Sir Edward Feathers QC, approaching the end of his long life when the novel begins, has had a successful and distinguished career as a barrister and later a judge in Hong Kong. In the profession he is something of a celebrity, pointed out to younger lawyers as a monument belonging to a bygone age, though nobody knows him well and he is assumed to have had a prosaic and uneventful life apart from his professional successes. He has had a long if rather passionless marriage, and when his wife dies, it seems this private and buttoned-up man has no one at all that he is close to. As the novel shifts between the journeys he undertakes in the last months of his old age, and the memories of his early life which come back to him unevenly and unwillingly, Jane Gardam patiently uncovers the rich and complex emotional history of this uninteresting-looking man and of his British contemporaries and class.

Eddie Feathers is a “Raj orphan”, one of those many children of colonial personnel in the East – Malaya in his case – who were sent away to the “home country” to be educated, spending their formative years growing up thousands of miles away from their parents. Jane Gardam in a note acknowledges a debt to Rudyard Kipling, who told his own story of Raj orphanhood in “Baa, Baa, Black Sheep” and Something of Myself. All his life Kipling was embittered at what he remembered as abuse in the house of the English family who fostered him and his sister, and what he felt to be betrayal by the parents who innocently sent him there. For Eddie Feathers, and the relatives and friends who were Raj orphans like him, there is a lifelong legacy of a recognizably English aloofness, reticence, apparent self-sufficiency and coldness. He is one of the emotionally homeless. Now in old age, we watch the first stumbling, painful and belated steps of his sentimental education.
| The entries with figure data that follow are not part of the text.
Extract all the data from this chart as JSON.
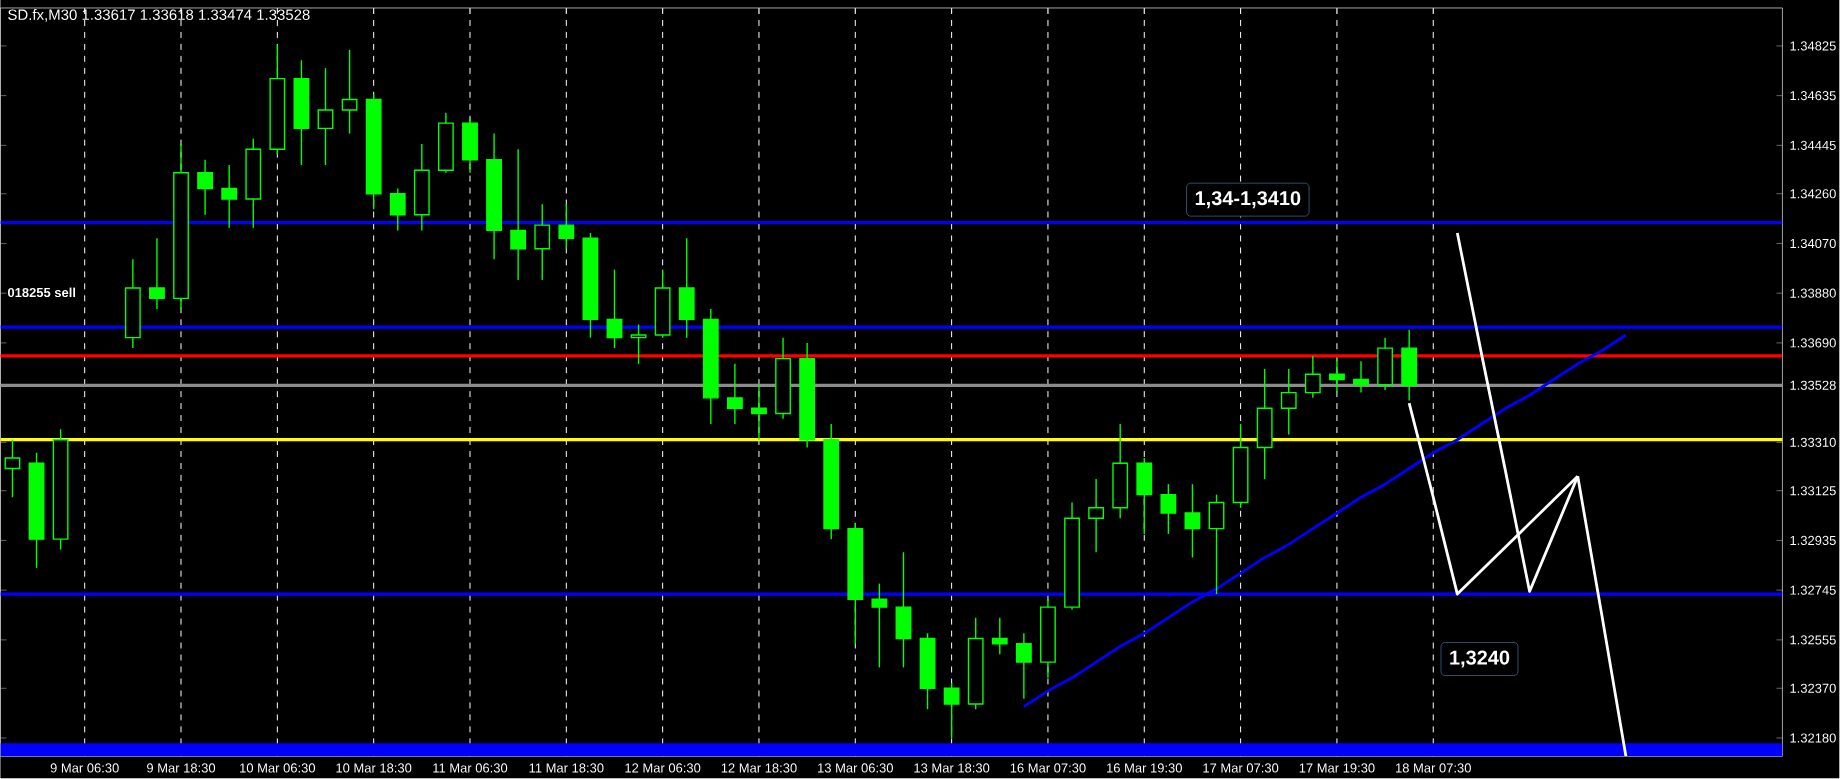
{
  "chart_data": {
    "type": "candlestick",
    "title": "SD.fx,M30  1.33617 1.33618 1.33474 1.33528",
    "categories": [
      null,
      null,
      null,
      "9 Mar 06:30",
      null,
      null,
      null,
      "9 Mar 18:30",
      null,
      null,
      null,
      "10 Mar 06:30",
      null,
      null,
      null,
      "10 Mar 18:30",
      null,
      null,
      null,
      "11 Mar 06:30",
      null,
      null,
      null,
      "11 Mar 18:30",
      null,
      null,
      null,
      "12 Mar 06:30",
      null,
      null,
      null,
      "12 Mar 18:30",
      null,
      null,
      null,
      "13 Mar 06:30",
      null,
      null,
      null,
      "13 Mar 18:30",
      null,
      null,
      null,
      "16 Mar 07:30",
      null,
      null,
      null,
      "16 Mar 19:30",
      null,
      null,
      null,
      "17 Mar 07:30",
      null,
      null,
      null,
      "17 Mar 19:30",
      null,
      null,
      null,
      "18 Mar 07:30",
      null,
      null,
      null,
      null,
      null,
      null,
      null,
      null,
      null,
      null,
      null,
      null,
      null,
      null
    ],
    "ylim": [
      1.3211,
      1.3497
    ],
    "yticks": [
      1.34825,
      1.34635,
      1.34445,
      {
        "value": 1.3426,
        "label": "1.34260"
      },
      {
        "value": 1.3407,
        "label": "1.34070"
      },
      {
        "value": 1.3388,
        "label": "1.33880"
      },
      {
        "value": 1.3369,
        "label": "1.33690"
      },
      1.33528,
      {
        "value": 1.3331,
        "label": "1.33310"
      },
      1.33125,
      1.32935,
      1.32745,
      1.32555,
      {
        "value": 1.3237,
        "label": "1.32370"
      },
      {
        "value": 1.3218,
        "label": "1.32180"
      }
    ],
    "grid": "x",
    "series": [
      {
        "color": "#00ff00",
        "ohlc": [
          [
            1.3321,
            1.3332,
            1.331,
            1.3325
          ],
          [
            1.3323,
            1.3327,
            1.3283,
            1.3294
          ],
          [
            1.3294,
            1.3336,
            1.329,
            1.3332
          ],
          null,
          null,
          [
            1.3371,
            1.3401,
            1.3367,
            1.339
          ],
          [
            1.339,
            1.3409,
            1.3382,
            1.3386
          ],
          [
            1.3386,
            1.3445,
            1.3382,
            1.3434
          ],
          [
            1.3434,
            1.3439,
            1.3418,
            1.3428
          ],
          [
            1.3428,
            1.3437,
            1.3413,
            1.3424
          ],
          [
            1.3424,
            1.3447,
            1.3413,
            1.3443
          ],
          [
            1.3443,
            1.3483,
            1.3441,
            1.347
          ],
          [
            1.347,
            1.3477,
            1.3437,
            1.3451
          ],
          [
            1.3451,
            1.3474,
            1.3437,
            1.3458
          ],
          [
            1.3458,
            1.3481,
            1.3449,
            1.3462
          ],
          [
            1.3462,
            1.3464,
            1.342,
            1.3426
          ],
          [
            1.3426,
            1.3428,
            1.3412,
            1.3418
          ],
          [
            1.3418,
            1.3445,
            1.3412,
            1.3435
          ],
          [
            1.3435,
            1.3457,
            1.3434,
            1.3453
          ],
          [
            1.3453,
            1.3455,
            1.3434,
            1.3439
          ],
          [
            1.3439,
            1.3449,
            1.3401,
            1.3412
          ],
          [
            1.3412,
            1.3443,
            1.3393,
            1.3405
          ],
          [
            1.3405,
            1.3422,
            1.3393,
            1.3414
          ],
          [
            1.3414,
            1.3422,
            1.3405,
            1.3409
          ],
          [
            1.3409,
            1.3411,
            1.3371,
            1.3378
          ],
          [
            1.3378,
            1.3397,
            1.3367,
            1.3371
          ],
          [
            1.3371,
            1.3376,
            1.3361,
            1.3372
          ],
          [
            1.3372,
            1.3397,
            1.3371,
            1.339
          ],
          [
            1.339,
            1.3409,
            1.3371,
            1.3378
          ],
          [
            1.3378,
            1.3382,
            1.3338,
            1.3348
          ],
          [
            1.3348,
            1.3361,
            1.3338,
            1.3344
          ],
          [
            1.3344,
            1.3353,
            1.3332,
            1.3342
          ],
          [
            1.3342,
            1.3371,
            1.334,
            1.3363
          ],
          [
            1.3363,
            1.3369,
            1.3329,
            1.3332
          ],
          [
            1.3332,
            1.3338,
            1.3294,
            1.3298
          ],
          [
            1.3298,
            1.33,
            1.3254,
            1.3271
          ],
          [
            1.3271,
            1.3277,
            1.3245,
            1.3268
          ],
          [
            1.3268,
            1.3289,
            1.3245,
            1.3256
          ],
          [
            1.3256,
            1.3258,
            1.3229,
            1.3237
          ],
          [
            1.3237,
            1.3239,
            1.3218,
            1.3231
          ],
          [
            1.3231,
            1.3264,
            1.3229,
            1.3256
          ],
          [
            1.3256,
            1.3264,
            1.325,
            1.3254
          ],
          [
            1.3254,
            1.3258,
            1.3233,
            1.3247
          ],
          [
            1.3247,
            1.3271,
            1.3241,
            1.3268
          ],
          [
            1.3268,
            1.3308,
            1.3267,
            1.3302
          ],
          [
            1.3302,
            1.3317,
            1.3289,
            1.3306
          ],
          [
            1.3306,
            1.3338,
            1.3302,
            1.3323
          ],
          [
            1.3323,
            1.3325,
            1.3296,
            1.3311
          ],
          [
            1.3311,
            1.3315,
            1.3296,
            1.3304
          ],
          [
            1.3304,
            1.3315,
            1.3287,
            1.3298
          ],
          [
            1.3298,
            1.3311,
            1.3273,
            1.3308
          ],
          [
            1.3308,
            1.3338,
            1.3306,
            1.3329
          ],
          [
            1.3329,
            1.3359,
            1.3317,
            1.3344
          ],
          [
            1.3344,
            1.3359,
            1.3334,
            1.335
          ],
          [
            1.335,
            1.3364,
            1.3348,
            1.3357
          ],
          [
            1.3357,
            1.3363,
            1.335,
            1.3355
          ],
          [
            1.3355,
            1.3362,
            1.335,
            1.3353
          ],
          [
            1.3353,
            1.3371,
            1.3351,
            1.3367
          ],
          [
            1.3367,
            1.3374,
            1.3347,
            1.33528
          ],
          null,
          null,
          null,
          null,
          null,
          null,
          null,
          null,
          null,
          null,
          null,
          null,
          null,
          null,
          null
        ]
      },
      {
        "type": "line",
        "color": "#0000ff",
        "values": [
          null,
          null,
          null,
          null,
          null,
          null,
          null,
          null,
          null,
          null,
          null,
          null,
          null,
          null,
          null,
          null,
          null,
          null,
          null,
          null,
          null,
          null,
          null,
          null,
          null,
          null,
          null,
          null,
          null,
          null,
          null,
          null,
          null,
          null,
          null,
          null,
          null,
          null,
          null,
          null,
          null,
          null,
          1.323,
          1.3236,
          1.3241,
          1.3247,
          1.3253,
          1.3258,
          1.3264,
          1.327,
          1.3275,
          1.3281,
          1.3287,
          1.3292,
          1.3298,
          1.3304,
          1.331,
          1.3315,
          1.3321,
          1.3327,
          1.3332,
          1.3338,
          1.3344,
          1.3349,
          1.3355,
          1.3361,
          1.3366,
          1.3372,
          null,
          null,
          null,
          null,
          null,
          null
        ]
      },
      {
        "type": "line",
        "color": "#ffffff",
        "values": [
          null,
          null,
          null,
          null,
          null,
          null,
          null,
          null,
          null,
          null,
          null,
          null,
          null,
          null,
          null,
          null,
          null,
          null,
          null,
          null,
          null,
          null,
          null,
          null,
          null,
          null,
          null,
          null,
          null,
          null,
          null,
          null,
          null,
          null,
          null,
          null,
          null,
          null,
          null,
          null,
          null,
          null,
          null,
          null,
          null,
          null,
          null,
          null,
          null,
          null,
          null,
          null,
          null,
          null,
          null,
          null,
          null,
          null,
          1.3346,
          1.331,
          1.3273,
          1.3282,
          1.3291,
          1.33,
          1.3309,
          1.3318,
          null,
          null,
          null,
          null,
          null,
          null,
          null,
          null
        ]
      },
      {
        "type": "line",
        "color": "#ffffff",
        "values": [
          null,
          null,
          null,
          null,
          null,
          null,
          null,
          null,
          null,
          null,
          null,
          null,
          null,
          null,
          null,
          null,
          null,
          null,
          null,
          null,
          null,
          null,
          null,
          null,
          null,
          null,
          null,
          null,
          null,
          null,
          null,
          null,
          null,
          null,
          null,
          null,
          null,
          null,
          null,
          null,
          null,
          null,
          null,
          null,
          null,
          null,
          null,
          null,
          null,
          null,
          null,
          null,
          null,
          null,
          null,
          null,
          null,
          null,
          null,
          null,
          1.3411,
          1.3365,
          1.332,
          1.3274,
          1.3296,
          1.3318,
          null,
          null,
          null,
          null,
          null,
          null,
          null,
          null
        ]
      },
      {
        "type": "line",
        "color": "#ffffff",
        "values": [
          null,
          null,
          null,
          null,
          null,
          null,
          null,
          null,
          null,
          null,
          null,
          null,
          null,
          null,
          null,
          null,
          null,
          null,
          null,
          null,
          null,
          null,
          null,
          null,
          null,
          null,
          null,
          null,
          null,
          null,
          null,
          null,
          null,
          null,
          null,
          null,
          null,
          null,
          null,
          null,
          null,
          null,
          null,
          null,
          null,
          null,
          null,
          null,
          null,
          null,
          null,
          null,
          null,
          null,
          null,
          null,
          null,
          null,
          null,
          null,
          null,
          null,
          null,
          null,
          null,
          1.3318,
          1.3265,
          1.3211,
          null,
          null,
          null,
          null,
          null,
          null
        ]
      }
    ],
    "ref_lines": [
      {
        "axis": "y",
        "value": 1.3415,
        "label": "1,34-1,3410",
        "color": "#0000ff"
      },
      {
        "axis": "y",
        "value": 1.3375,
        "color": "#0000ff"
      },
      {
        "axis": "y",
        "value": 1.3364,
        "color": "#ff0000"
      },
      {
        "axis": "y",
        "value": 1.33528,
        "color": "#8c8c8c"
      },
      {
        "axis": "y",
        "value": 1.3332,
        "color": "#ffff00"
      },
      {
        "axis": "y",
        "value": 1.3273,
        "color": "#0000ff"
      }
    ],
    "bands": [
      {
        "axis": "y",
        "from": 1.3211,
        "to": 1.3216,
        "color": "#0000ff"
      }
    ],
    "annotations": [
      "1,3240",
      "018255 sell"
    ]
  }
}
His memories take him back to Malaya, his mother’s early death, and the withdrawal of his already eccentric and damaged father – a Raj orphan himself, and Great War veteran – into moroseness and drink. At five, little Eddie is sent to England in the charge of a missionary aunt, to be brought up in Wales, with three other children whose parents are also in the East. What happens in the house in Wales emerges only slowly and piecemeal as the novel moves restlessly forward and back, between childhood and age, circling round an event Eddie is not able or not willing to bring to light.
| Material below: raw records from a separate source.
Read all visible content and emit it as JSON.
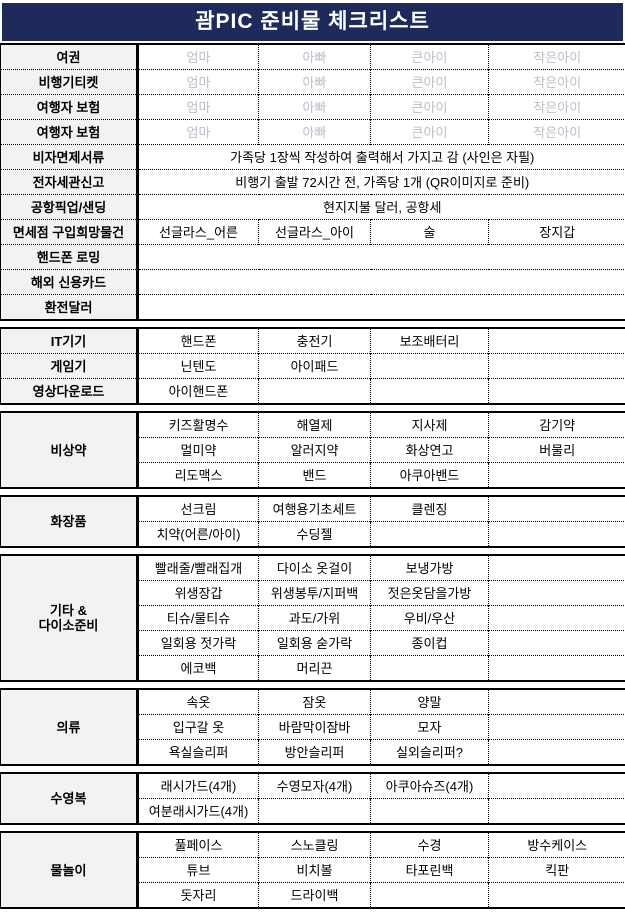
{
  "title": "괌PIC 준비물 체크리스트",
  "colors": {
    "title_bg": "#1f2a5a",
    "title_fg": "#ffffff",
    "label_column_bg": "#f2f2f2",
    "ghost_text": "#b9bec9",
    "border": "#000000"
  },
  "sections": [
    {
      "name": "travel-documents",
      "rows": [
        {
          "label": "여권",
          "ghost": true,
          "cells": [
            "엄마",
            "아빠",
            "큰아이",
            "작은아이"
          ]
        },
        {
          "label": "비행기티켓",
          "ghost": true,
          "cells": [
            "엄마",
            "아빠",
            "큰아이",
            "작은아이"
          ]
        },
        {
          "label": "여행자 보험",
          "ghost": true,
          "cells": [
            "엄마",
            "아빠",
            "큰아이",
            "작은아이"
          ]
        },
        {
          "label": "여행자 보험",
          "ghost": true,
          "cells": [
            "엄마",
            "아빠",
            "큰아이",
            "작은아이"
          ]
        },
        {
          "label": "비자면제서류",
          "merged": "가족당 1장씩 작성하여 출력해서 가지고 감 (사인은 자필)"
        },
        {
          "label": "전자세관신고",
          "merged": "비행기 출발 72시간 전, 가족당 1개 (QR이미지로 준비)"
        },
        {
          "label": "공항픽업/샌딩",
          "merged": "현지지불 달러, 공항세"
        },
        {
          "label": "면세점 구입희망물건",
          "cells": [
            "선글라스_어른",
            "선글라스_아이",
            "술",
            "장지갑"
          ]
        },
        {
          "label": "핸드폰 로밍",
          "merged": ""
        },
        {
          "label": "해외 신용카드",
          "merged": ""
        },
        {
          "label": "환전달러",
          "merged": ""
        }
      ]
    },
    {
      "name": "it-devices",
      "rows": [
        {
          "label": "IT기기",
          "cells": [
            "핸드폰",
            "충전기",
            "보조배터리",
            ""
          ]
        },
        {
          "label": "게임기",
          "cells": [
            "닌텐도",
            "아이패드",
            "",
            ""
          ]
        },
        {
          "label": "영상다운로드",
          "cells": [
            "아이핸드폰",
            "",
            "",
            ""
          ]
        }
      ]
    },
    {
      "name": "emergency-medicine",
      "label": "비상약",
      "grid": [
        [
          "키즈활명수",
          "해열제",
          "지사제",
          "감기약"
        ],
        [
          "멀미약",
          "알러지약",
          "화상연고",
          "버물리"
        ],
        [
          "리도맥스",
          "밴드",
          "아쿠아밴드",
          ""
        ]
      ]
    },
    {
      "name": "cosmetics",
      "label": "화장품",
      "grid": [
        [
          "선크림",
          "여행용기초세트",
          "클렌징",
          ""
        ],
        [
          "치약(어른/아이)",
          "수딩젤",
          "",
          ""
        ]
      ]
    },
    {
      "name": "misc-daiso",
      "label": "기타 &\n다이소준비",
      "grid": [
        [
          "빨래줄/빨래집개",
          "다이소 옷걸이",
          "보냉가방",
          ""
        ],
        [
          "위생장갑",
          "위생봉투/지퍼백",
          "젓은옷담을가방",
          ""
        ],
        [
          "티슈/물티슈",
          "과도/가위",
          "우비/우산",
          ""
        ],
        [
          "일회용 젓가락",
          "일회용 숟가락",
          "종이컵",
          ""
        ],
        [
          "에코백",
          "머리끈",
          "",
          ""
        ]
      ]
    },
    {
      "name": "clothing",
      "label": "의류",
      "grid": [
        [
          "속옷",
          "잠옷",
          "양말",
          ""
        ],
        [
          "입구갈 옷",
          "바람막이잠바",
          "모자",
          ""
        ],
        [
          "욕실슬리퍼",
          "방안슬리퍼",
          "실외슬리퍼?",
          ""
        ]
      ]
    },
    {
      "name": "swimwear",
      "label": "수영복",
      "grid": [
        [
          "래시가드(4개)",
          "수영모자(4개)",
          "아쿠아슈즈(4개)",
          ""
        ],
        [
          "여분래시가드(4개)",
          "",
          "",
          ""
        ]
      ]
    },
    {
      "name": "water-play",
      "label": "물놀이",
      "grid": [
        [
          "풀페이스",
          "스노클링",
          "수경",
          "방수케이스"
        ],
        [
          "튜브",
          "비치볼",
          "타포린백",
          "킥판"
        ],
        [
          "돗자리",
          "드라이백",
          "",
          ""
        ]
      ]
    }
  ]
}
From the fragments of his memory, the story pieces together Eddie’s schooling, a series of tentative friendships that always seem to end in loss, a wartime journey out East to rejoin the father who is a dim memory, a reunion that is frustrated by the Japanese capture of Singapore (the father will die imprisoned in Changi), return to England, service in the army, university, and the beginnings of Eddie’s legal career. Eddie gets his first Hong Kong case through his raffish and rather mysterious friend Albert Ross – nicknamed Coleridge, of course – or Loss, a Hakka gambler and businessman, met when they were both wartime evacuees.
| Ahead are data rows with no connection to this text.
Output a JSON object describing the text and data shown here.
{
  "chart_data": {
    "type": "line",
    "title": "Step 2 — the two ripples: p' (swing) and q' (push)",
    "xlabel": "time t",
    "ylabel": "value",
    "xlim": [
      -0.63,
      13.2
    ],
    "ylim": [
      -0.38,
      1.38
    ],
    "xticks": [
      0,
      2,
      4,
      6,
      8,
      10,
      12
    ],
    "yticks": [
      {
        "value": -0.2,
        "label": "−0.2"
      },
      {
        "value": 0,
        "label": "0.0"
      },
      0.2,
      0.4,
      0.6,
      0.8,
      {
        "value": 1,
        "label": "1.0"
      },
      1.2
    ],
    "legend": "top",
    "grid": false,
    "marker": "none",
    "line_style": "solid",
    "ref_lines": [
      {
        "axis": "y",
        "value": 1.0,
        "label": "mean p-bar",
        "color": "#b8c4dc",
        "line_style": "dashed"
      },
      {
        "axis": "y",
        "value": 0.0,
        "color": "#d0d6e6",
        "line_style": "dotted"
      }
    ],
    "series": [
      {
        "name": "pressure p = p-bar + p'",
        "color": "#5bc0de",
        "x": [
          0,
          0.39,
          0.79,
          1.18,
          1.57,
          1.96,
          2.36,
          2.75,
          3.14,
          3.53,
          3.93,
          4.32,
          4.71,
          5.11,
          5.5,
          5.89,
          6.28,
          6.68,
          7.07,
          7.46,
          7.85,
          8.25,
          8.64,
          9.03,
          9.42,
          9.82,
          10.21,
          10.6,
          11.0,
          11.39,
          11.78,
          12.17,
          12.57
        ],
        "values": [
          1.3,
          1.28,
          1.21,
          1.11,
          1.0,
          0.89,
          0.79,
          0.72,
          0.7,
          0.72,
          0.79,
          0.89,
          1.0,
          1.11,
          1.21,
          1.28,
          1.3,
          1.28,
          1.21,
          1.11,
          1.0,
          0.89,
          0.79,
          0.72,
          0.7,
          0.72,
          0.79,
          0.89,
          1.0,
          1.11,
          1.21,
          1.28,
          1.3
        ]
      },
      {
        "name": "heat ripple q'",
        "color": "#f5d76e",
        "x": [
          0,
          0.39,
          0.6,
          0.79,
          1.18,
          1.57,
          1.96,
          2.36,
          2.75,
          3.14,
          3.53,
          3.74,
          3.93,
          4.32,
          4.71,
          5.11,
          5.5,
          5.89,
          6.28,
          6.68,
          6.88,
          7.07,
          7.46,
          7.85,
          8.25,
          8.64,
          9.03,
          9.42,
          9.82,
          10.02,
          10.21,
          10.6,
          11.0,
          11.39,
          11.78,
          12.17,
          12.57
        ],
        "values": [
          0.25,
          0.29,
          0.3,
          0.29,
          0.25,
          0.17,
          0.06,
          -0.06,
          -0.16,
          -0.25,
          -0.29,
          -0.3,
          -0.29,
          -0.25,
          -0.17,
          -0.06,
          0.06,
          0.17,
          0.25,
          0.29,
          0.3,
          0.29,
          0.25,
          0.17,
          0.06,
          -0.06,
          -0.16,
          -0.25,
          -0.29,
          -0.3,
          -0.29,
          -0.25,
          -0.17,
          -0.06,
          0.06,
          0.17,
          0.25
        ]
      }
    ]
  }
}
Hong Kong is kind to Eddie, his work as a judge and barrister brings him money and honours. Yet for all his success, he remains inhibited and emotionally somewhat disabled in his relation to others, and a mystery to himself. The novel seems to propose him as an example of those who were at the same time beneficiaries and victims of the empire, which gave them unparalleled opportunities and privileges and yet left them, as often as not, estranged from others and themselves. The damage is done. But the old age of Old Filth sees him, poignantly, trying to come to terms with that condition.